Dans un contexte marqué par la disparition de plusieurs grands salons historiques, son rôle s’est considérablement renforcé. Il constitue aujourd’hui bien plus qu’une vitrine horlogère, en devenant un levier économique majeur pour tout le canton.
Un événement devenu central après la disparition des grands salons
En l’espace de deux ans, Genève a perdu deux rendez-vous d’envergure internationale. Le Salon de l’auto a définitivement cessé ses activités en 2024, tandis que le salon de l’aviation a été annulé à la dernière minute cette année. Ce recul des grandes manifestations a laissé un vide important dans l’économie événementielle locale, renforçant mécaniquement le poids de Watches & Wonders.
Avec ses 60’000 visiteurs attendus à Palexpo, le salon horloger apparaît comme le principal moteur d’attractivité dans ce domaine. «C’est aujourd’hui le plus grand salon de Genève», souligne Matthieu Humair, directeur général de la Watches & Wonders Geneva Foundation, rapporte la RTS. L’événement génère à lui seul des retombées économiques estimées à plusieurs centaines de millions de francs, mobilisant un vaste réseau de prestataires et de partenaires.

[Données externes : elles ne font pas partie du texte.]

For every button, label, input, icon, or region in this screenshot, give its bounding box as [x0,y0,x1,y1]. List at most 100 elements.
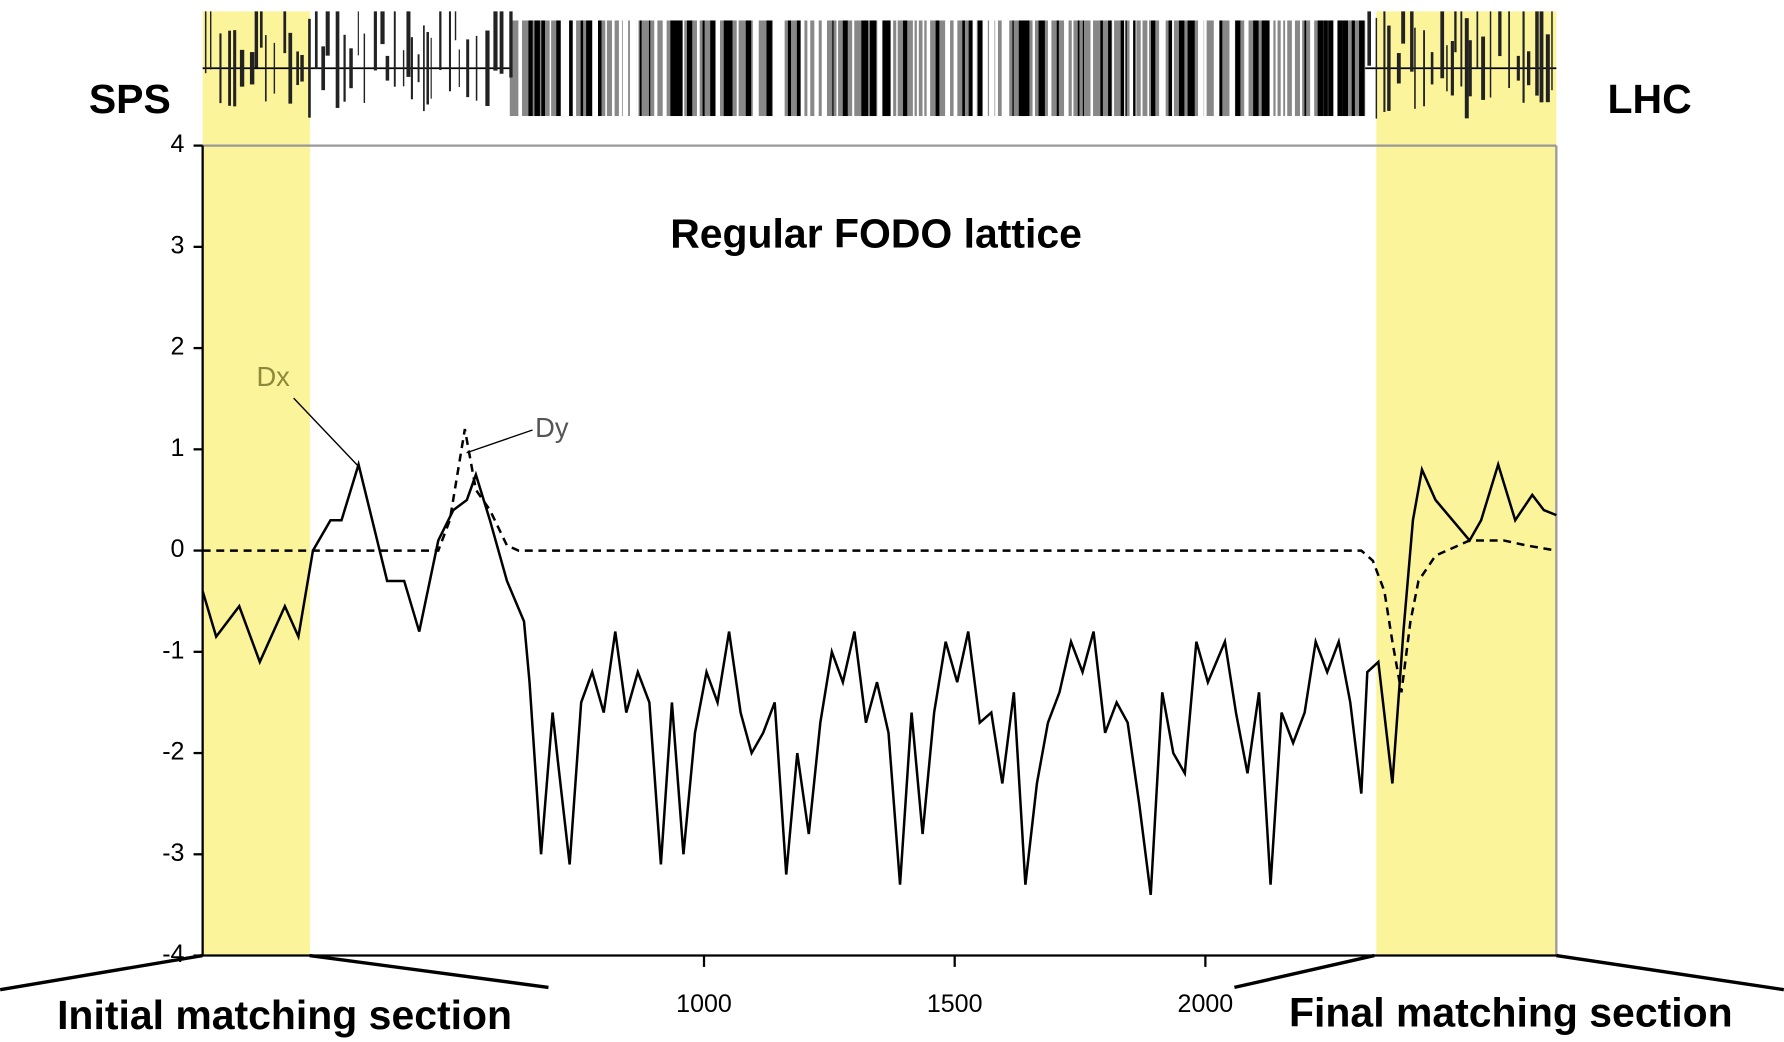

Au-delà de l’événement lui-même, c’est toute une filière qui bénéficie de cette dynamique. Genève occupe une place clé dans l’économie suisse, étant le troisième canton exportateur du pays. Sur environ 25 milliards de francs d’exportations annuelles, près de 60% proviennent de l’horlogerie. «Ce sont des montants très importants et, derrière ces chiffres, ce sont aussi de nombreux sous-traitants», rappelle Delphine Bachmann, conseillère d’Etat en charge de l’économie. Le salon contribue directement à valoriser cet écosystème, en offrant une visibilité internationale aux marques et à leurs partenaires.
Des retombées économiques concrètes pour l’ensemble du tissu local
L’impact de Watches & Wonders dépasse largement les halls d’exposition. Le secteur hôtelier figure parmi les premiers bénéficiaires de cet afflux de visiteurs. Selon Jean-Vital Domezon, président de la Société des hôteliers de Genève, l’événement représente entre 5 et 6% du chiffre d’affaires annuel de la branche. Un apport régulier qui permet aux établissements de compenser en partie la disparition d’autres grands salons.
Les retombées s’étendent également à d’autres secteurs, comme les transports ou la restauration. Les chauffeurs de taxi constatent une hausse significative de leur activité pendant la durée du salon. «Cela représente environ un tiers de courses supplémentaires», indique Ismat, chauffeur chez Taxiphone à Genève. Ces effets concrets illustrent l’importance de l’événement pour l’économie quotidienne de la région.
Malgré ces performances, Watches & Wonders ne suffit pas à combler entièrement le vide laissé par les manifestations disparues. Il permet néanmoins de maintenir une dynamique économique autour de Palexpo et de préserver une partie de l’attractivité internationale de Genève. Cette situation pousse les autorités cantonales à réfléchir à la diversification des événements, afin de ne pas dépendre uniquement de l’horlogerie.
Le salon apparaît ainsi comme un pilier solide, mais aussi comme un signal des mutations en cours dans l’économie événementielle genevoise. Entre opportunité et dépendance, Watches & Wonders incarne à la fois la force d’un secteur d’excellence et les défis d’un canton en quête de renouvellement.